We’ve all heard about the shortage of skilled tradespeople in the United States, and the increasing age of those that are left. If you’re at this site, it’s probably safe to say that you have some slight interest in plumbing. Maybe you’re a plumber yourself, an avid DIY-er, or simply the curious sort. Perhaps you know someone who is. Whatever the case may be, if a new career is in the offing, there’s no reason to not consider plumbing. In fact, there are ten really good reasons to consider it!
Did you know the average salary for a plumber is about $55,000? Some of the best-paid plumbers earn over $70,000 per year.
It’s a great career, especially if you believe slow and steady wins the race.
Your plumbing career will start with a little bit of time in the classroom, a handful of years gaining on-the-job training, and, finally, a licensure exam.
Together, let’s examine the steps required to enter into a plumbing career.
To start the training process, you’ll need a high school diploma or GED. Some of those courses we used to dread in high school are actually quite important, such as algebra, geometry, and physics.
Then, it’s time to find the right trade school.
Trade schools are located all across the country. While enrolled, you’ll learn things like pipe fitting, blueprint reading, and local plumbing codes and regulations.
Your trade school should help you with this next step. Typically, you’ll need to spend about five years or 2,000 hours as an apprentice.
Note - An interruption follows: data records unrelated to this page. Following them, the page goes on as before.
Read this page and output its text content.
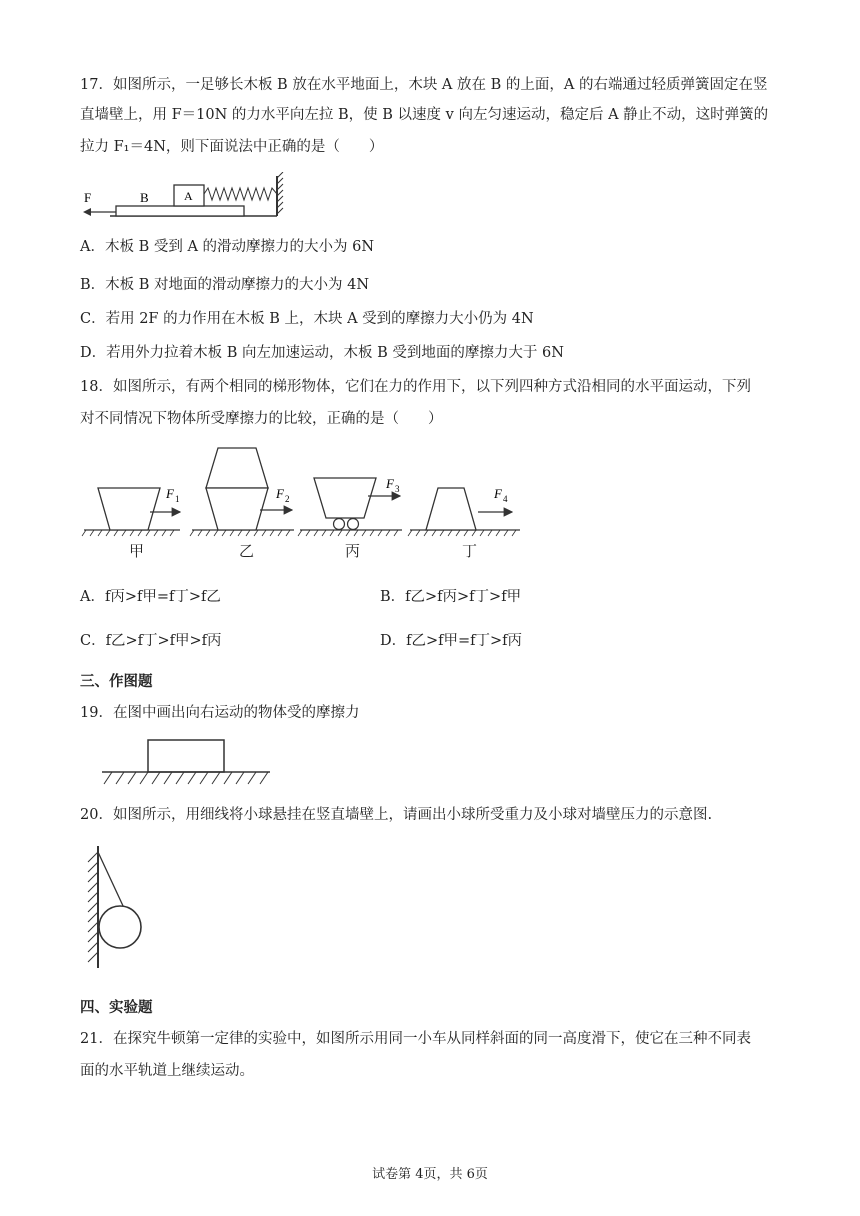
17．如图所示，一足够长木板 B 放在水平地面上，木块 A 放在 B 的上面，A 的右端通过轻质弹簧固定在竖
直墙壁上，用 F＝10N 的力水平向左拉 B，使 B 以速度 v 向左匀速运动，稳定后 A 静止不动，这时弹簧的
拉力 F₁＝4N，则下面说法中正确的是（　　）
F	B	A
A．木板 B 受到 A 的滑动摩擦力的大小为 6N
B．木板 B 对地面的滑动摩擦力的大小为 4N
C．若用 2F 的力作用在木板 B 上，木块 A 受到的摩擦力大小仍为 4N
D．若用外力拉着木板 B 向左加速运动，木板 B 受到地面的摩擦力大于 6N
18．如图所示，有两个相同的梯形物体，它们在力的作用下，以下列四种方式沿相同的水平面运动，下列
对不同情况下物体所受摩擦力的比较，正确的是（　　）
F 1	F 2
F 3	F 4
甲	乙	丙	丁
A．f丙>f甲=f丁>f乙	B．f乙>f丙>f丁>f甲
C．f乙>f丁>f甲>f丙	D．f乙>f甲=f丁>f丙
三、作图题
19．在图中画出向右运动的物体受的摩擦力
20．如图所示，用细线将小球悬挂在竖直墙壁上，请画出小球所受重力及小球对墙壁压力的示意图.
四、实验题
21．在探究牛顿第一定律的实验中，如图所示用同一小车从同样斜面的同一高度滑下，使它在三种不同表
面的水平轨道上继续运动。
试卷第 4页，共 6页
You can find job boards through trade associations, unions, and local businesses.
This will be one of the most important junctures along your plumbing career path; the on-the-job training you’ll receive is invaluable.
After your apprenticeship, you’ll be required to pass a licensing exam. This ties in with the number of hours required as an apprentice because most states require two to five years’ experience before sitting for an exam.
Once you’re licensed, you’ll move from being an apprentice to a journeyman plumber. Now, you can work for any employer or even start your own business.
After you’ve put in your time and passed the licensing exam, you’re a free agent. You’ll find residential services are in high demand all across the country.
Then, there’s still another step you can take. After you’ve spent anywhere from two to ten years as a journeyman (it varies state by state), you can sit for one more exam: the master plumber exam.
With this level of certification, you’ll be the one developing the blueprints (not just reading them) and providing expert-level knowledge on building codes. You’ll be the one dealing with high-end manufacturers like https://carrcompany.com/ and making all the decisions.
You can also charge a much higher rate for your services now, given your extensive knowledge.
Start Your Plumbing Career Today
So, what do you think? Is plumbing a good career for you?
If you’re good with your hands and are an active problem-solver, then a plumbing career may be right for you.
You’ll have to put in a bit of time as an apprentice, but it’ll all be worthwhile when you’re a high earner as a master plumber.